Don’t blame the election. Yes, election year politics are tricky, which is why Hochul removed from her 2024 agenda a builders’ remedy proposal, which would create an alternative, state-run approval process for residential projects blocked by not-in-my-backyard localities.
But lawmakers do like to have a record to run on, and most do want to pass meaningful bills before Election Day.
The problem is, what they want to pass lacks support either from their colleagues or from the governor — and for good reason.
Take Assembly member Linda Rosenthal’s bill to punish landlords for not renting out vacant, rent-stabilized apartments, even when — thanks to her own law — necessary renovations would cost far more than owners could ever recover in rent.
Government can’t force businesses to lose money. Imagine fining airlines for not running hourly flights to Siberia, or requiring nightclubs to open weekdays at 9 a.m.
Meanwhile, sensible reforms run into political problems.

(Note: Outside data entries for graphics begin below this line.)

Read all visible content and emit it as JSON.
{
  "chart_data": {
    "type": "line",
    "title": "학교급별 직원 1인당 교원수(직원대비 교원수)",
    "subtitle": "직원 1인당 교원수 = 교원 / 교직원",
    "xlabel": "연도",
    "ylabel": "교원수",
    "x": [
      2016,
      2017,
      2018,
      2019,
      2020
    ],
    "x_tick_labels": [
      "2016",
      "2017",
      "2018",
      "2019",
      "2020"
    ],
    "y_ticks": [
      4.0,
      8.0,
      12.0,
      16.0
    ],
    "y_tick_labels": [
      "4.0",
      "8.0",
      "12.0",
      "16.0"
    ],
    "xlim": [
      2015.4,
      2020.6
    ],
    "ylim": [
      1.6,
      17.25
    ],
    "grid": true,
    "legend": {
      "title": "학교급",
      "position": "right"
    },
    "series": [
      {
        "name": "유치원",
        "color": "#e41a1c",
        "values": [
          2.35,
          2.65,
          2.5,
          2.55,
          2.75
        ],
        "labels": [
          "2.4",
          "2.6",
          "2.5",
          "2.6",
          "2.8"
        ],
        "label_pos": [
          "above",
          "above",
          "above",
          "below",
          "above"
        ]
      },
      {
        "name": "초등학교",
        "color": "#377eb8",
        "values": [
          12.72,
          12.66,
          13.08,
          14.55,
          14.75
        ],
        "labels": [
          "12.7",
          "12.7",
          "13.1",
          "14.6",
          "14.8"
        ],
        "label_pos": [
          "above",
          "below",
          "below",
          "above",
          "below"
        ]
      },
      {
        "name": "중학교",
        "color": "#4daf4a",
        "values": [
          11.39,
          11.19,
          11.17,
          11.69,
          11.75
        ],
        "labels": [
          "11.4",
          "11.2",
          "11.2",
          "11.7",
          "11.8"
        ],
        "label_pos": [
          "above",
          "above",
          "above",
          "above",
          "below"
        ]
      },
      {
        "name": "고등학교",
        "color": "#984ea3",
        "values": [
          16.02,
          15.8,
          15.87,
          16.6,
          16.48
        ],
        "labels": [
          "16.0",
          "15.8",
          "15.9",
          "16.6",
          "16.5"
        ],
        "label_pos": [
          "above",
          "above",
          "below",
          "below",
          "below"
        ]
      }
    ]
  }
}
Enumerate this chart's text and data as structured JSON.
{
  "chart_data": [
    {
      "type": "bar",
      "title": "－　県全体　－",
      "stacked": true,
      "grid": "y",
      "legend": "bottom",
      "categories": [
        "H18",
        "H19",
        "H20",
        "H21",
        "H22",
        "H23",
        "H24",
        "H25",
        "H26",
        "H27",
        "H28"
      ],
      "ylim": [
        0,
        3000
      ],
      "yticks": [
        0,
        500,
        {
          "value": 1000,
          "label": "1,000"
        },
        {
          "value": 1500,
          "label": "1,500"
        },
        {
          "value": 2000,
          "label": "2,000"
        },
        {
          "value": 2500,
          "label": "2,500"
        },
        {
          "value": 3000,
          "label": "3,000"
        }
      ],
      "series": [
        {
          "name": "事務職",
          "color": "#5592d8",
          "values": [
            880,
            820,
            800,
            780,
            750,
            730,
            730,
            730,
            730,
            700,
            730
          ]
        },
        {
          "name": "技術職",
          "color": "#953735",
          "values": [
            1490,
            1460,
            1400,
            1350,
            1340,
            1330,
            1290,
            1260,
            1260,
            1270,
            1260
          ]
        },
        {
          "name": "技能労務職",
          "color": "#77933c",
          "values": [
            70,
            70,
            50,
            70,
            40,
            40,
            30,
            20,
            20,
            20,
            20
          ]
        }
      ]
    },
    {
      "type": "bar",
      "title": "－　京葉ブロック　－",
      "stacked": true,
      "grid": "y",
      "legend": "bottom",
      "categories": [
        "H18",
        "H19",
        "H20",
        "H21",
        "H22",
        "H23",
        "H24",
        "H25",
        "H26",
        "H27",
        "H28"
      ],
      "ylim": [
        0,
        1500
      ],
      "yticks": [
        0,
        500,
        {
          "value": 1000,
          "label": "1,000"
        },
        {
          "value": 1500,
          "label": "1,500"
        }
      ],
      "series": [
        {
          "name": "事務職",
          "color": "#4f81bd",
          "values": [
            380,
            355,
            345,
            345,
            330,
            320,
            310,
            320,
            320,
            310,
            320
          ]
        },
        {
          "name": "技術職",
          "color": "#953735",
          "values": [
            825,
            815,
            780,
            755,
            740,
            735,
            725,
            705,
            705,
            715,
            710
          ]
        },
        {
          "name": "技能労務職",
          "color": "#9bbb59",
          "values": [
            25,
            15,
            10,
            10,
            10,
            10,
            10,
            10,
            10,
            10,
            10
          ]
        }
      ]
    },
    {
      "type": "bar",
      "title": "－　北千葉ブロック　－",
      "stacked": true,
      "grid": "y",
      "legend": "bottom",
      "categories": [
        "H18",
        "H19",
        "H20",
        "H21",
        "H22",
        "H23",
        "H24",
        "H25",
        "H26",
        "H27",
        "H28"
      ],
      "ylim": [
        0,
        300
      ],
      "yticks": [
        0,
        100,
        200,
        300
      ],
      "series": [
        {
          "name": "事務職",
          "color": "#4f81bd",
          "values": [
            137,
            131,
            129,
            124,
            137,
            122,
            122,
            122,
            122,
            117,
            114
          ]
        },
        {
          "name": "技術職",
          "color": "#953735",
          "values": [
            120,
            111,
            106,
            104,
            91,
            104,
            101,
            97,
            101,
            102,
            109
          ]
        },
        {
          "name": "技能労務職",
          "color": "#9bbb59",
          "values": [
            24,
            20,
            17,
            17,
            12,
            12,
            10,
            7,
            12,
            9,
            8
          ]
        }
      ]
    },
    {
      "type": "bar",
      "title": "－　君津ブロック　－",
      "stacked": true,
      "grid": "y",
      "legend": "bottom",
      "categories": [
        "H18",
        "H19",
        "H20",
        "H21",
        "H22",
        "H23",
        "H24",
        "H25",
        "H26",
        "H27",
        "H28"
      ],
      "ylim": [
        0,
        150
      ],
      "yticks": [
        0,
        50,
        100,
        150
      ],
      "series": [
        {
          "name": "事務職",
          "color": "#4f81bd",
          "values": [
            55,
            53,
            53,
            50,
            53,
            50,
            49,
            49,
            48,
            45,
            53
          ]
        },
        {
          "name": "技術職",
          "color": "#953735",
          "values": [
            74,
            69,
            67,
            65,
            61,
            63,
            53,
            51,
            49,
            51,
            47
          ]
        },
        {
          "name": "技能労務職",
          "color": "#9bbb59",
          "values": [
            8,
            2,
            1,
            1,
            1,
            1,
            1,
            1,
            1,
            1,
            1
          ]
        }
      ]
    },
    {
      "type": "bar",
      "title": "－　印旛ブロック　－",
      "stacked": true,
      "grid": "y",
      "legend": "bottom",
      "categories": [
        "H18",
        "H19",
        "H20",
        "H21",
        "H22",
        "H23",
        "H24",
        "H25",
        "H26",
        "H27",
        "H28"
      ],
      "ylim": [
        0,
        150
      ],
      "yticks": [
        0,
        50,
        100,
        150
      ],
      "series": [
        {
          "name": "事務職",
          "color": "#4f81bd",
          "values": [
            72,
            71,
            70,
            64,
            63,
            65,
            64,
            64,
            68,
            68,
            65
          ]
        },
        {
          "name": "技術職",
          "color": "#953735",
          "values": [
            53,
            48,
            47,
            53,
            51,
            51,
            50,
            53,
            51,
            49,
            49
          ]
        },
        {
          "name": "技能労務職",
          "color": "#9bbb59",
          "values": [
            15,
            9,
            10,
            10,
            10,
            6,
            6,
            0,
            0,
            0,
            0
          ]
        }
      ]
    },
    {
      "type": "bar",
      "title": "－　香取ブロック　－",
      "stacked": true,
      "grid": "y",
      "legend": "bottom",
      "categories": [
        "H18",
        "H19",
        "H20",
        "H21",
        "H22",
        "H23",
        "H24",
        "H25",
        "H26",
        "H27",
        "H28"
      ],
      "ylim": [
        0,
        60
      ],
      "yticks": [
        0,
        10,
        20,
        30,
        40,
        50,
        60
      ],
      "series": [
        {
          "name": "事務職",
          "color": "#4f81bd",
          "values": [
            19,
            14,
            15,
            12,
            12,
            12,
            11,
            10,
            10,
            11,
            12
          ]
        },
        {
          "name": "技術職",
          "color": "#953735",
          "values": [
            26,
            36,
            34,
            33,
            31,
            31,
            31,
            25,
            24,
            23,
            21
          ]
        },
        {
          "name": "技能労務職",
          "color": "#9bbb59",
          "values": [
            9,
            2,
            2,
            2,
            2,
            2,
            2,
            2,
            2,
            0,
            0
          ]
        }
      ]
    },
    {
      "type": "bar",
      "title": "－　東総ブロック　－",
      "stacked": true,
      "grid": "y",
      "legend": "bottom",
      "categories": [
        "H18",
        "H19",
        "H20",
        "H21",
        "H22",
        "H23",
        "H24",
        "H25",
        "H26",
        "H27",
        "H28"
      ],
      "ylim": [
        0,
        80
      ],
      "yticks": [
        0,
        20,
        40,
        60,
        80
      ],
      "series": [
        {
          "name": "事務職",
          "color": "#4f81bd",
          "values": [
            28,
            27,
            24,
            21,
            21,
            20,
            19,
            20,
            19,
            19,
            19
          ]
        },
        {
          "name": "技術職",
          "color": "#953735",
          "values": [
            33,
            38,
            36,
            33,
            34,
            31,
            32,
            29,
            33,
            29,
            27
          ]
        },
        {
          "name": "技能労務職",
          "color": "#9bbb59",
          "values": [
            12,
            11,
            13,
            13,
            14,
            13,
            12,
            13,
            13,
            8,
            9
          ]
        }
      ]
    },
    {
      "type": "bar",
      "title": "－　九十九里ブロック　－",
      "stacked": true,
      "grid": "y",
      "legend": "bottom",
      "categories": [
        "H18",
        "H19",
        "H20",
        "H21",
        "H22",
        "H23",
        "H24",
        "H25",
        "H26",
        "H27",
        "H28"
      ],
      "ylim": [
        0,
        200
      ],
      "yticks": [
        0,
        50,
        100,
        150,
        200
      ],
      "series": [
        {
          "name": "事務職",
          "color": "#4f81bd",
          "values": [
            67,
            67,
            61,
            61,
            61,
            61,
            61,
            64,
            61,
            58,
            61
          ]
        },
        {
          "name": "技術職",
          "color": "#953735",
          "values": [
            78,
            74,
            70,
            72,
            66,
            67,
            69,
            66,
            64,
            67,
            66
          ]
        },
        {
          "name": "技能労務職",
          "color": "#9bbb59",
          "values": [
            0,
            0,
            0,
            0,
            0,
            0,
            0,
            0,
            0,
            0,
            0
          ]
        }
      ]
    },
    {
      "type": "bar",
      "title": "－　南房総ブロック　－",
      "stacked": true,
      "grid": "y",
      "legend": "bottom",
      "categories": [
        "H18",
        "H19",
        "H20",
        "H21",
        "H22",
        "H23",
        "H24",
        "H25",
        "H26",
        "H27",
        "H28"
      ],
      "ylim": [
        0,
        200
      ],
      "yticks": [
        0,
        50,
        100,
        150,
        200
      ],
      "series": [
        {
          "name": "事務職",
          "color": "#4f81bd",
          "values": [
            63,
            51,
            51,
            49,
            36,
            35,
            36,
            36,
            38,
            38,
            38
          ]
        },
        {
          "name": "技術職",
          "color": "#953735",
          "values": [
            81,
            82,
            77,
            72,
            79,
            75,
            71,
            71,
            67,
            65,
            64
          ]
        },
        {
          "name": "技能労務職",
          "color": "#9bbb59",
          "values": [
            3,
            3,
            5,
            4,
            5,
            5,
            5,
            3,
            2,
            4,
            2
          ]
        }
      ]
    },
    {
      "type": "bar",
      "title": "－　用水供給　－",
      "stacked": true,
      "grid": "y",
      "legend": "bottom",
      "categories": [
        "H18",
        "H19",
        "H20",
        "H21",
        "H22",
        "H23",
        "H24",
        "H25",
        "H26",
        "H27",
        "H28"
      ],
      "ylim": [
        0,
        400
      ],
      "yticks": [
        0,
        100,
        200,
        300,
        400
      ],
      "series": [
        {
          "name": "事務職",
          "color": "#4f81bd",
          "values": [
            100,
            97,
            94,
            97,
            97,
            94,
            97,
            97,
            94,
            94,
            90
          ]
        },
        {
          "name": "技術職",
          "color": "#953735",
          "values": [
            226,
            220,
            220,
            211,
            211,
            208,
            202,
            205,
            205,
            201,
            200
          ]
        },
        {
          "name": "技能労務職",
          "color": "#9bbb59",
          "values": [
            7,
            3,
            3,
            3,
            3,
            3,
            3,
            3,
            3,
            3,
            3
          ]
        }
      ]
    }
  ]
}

Here’s a rundown of real estate measures that almost certainly won’t pass:
421a. Getting some version of this tax break for rental projects through Albany is like walking across a minefield with tennis balls balanced on a broomstick. First, the Real Estate Board of New York and unions must agree on a plan. Last time 421 was up, that took them a year. By the time the new version expired in 2022, legislators had little interest in renewing it. That hasn’t changed.
Even if, by some miracle, everyone managed to agree on all the tax break’s moving parts — construction and building-service wages, geography, apartment affordability, etc. — some lawmakers wouldn’t approve it unless a similarly controversial “good cause eviction” bill is also passed.
Landlords would sooner jump into a vat of hot tar than agree to that.
Not only do building owners detest good cause, but they don’t like 421a either. The tax break creates competition for their rentals. Yet people still talk about a good cause/421a deal as if both sides are getting something.
421a construction deadline. Lawmakers who gleefully let 421a expire are not motivated to give a reprieve for projects still eligible to receive it but not likely to finish by the June 2026 deadline. Hochul doesn’t want to let legislators off the hook by expanding her Gowanus 421a workaround to the rest of New York City, but she may have to. Projects offering thousands of mixed-income housing units, such as Innovations QNS and Halletts North, depend on it.
Good cause eviction. See above. Landlords, who still have political pull in New York’s suburbs and rural areas, hate good cause. “Do you want New York City-style rent control coming to your town?” is an effective argument in much of the state. Not once has Hochul even hinted that she would accept good cause as a way to get her housing agenda through.
Passing a watered-down version of good cause, like those enacted in California and New Jersey, would take the issue off the table for New York real estate. However, it’s hard to see tenant advocates accepting that.
Office conversions. To make it feasible to turn lots of empty cubicles into apartments, lawmakers need to change zoning and building codes, such as the rule requiring windows in residences to open from the inside. Philadelphia and Washington, D.C., have already amended their window rules, and San Francisco and Honolulu are considering doing so, the 5BORO Institute reported.
But some Democrats are unwilling to pass laws that benefit the real estate industry, even if society as a whole will also benefit. They fear getting primaried by the Democratic Socialists of America. Others want to require levels of affordability that would render conversions unprofitable and thus impossible to finance.
FAR cap. Allowing higher floor-area ratio for New York City apartment buildings, which already exists for office buildings, is the easiest housing-booster to pass. The reform would allow for more office conversions and larger ground-up projects. No rational arguments against it have emerged, although one irrational one has: Some city legislators don’t like tall buildings.
Why, then, are these folks living in Manhattan and not Iowa? Perhaps, like Linda Rosenthal, they have sweet deals on rent-stabilized apartments. Rosenthal has said she sees no need for market-rate development because its customers can already afford housing. Incredibly, it hasn’t occurred to her that otherwise, they compete for existing housing, raising prices and accelerating displacement.
Vacant units. Tens of thousands of rent-stabilized apartments needing major renovations remain empty because their legal rents are too low to justify doing the work.
Only one bill has been introduced to remedy this, but anything considered an erosion of tenant protections is fiercely opposed by Legal Aid, Housing Justice for All, Met Council for Housing and other tenant activists. They have spread the myth that landlords are “warehousing” these units — collecting zero rent — to pressure lawmakers into allowing a rent hike.
Landlord group head Jay Martin repeatedly exposes the absurdity of this notion, but progress on his rent-reset bill has been halting at best.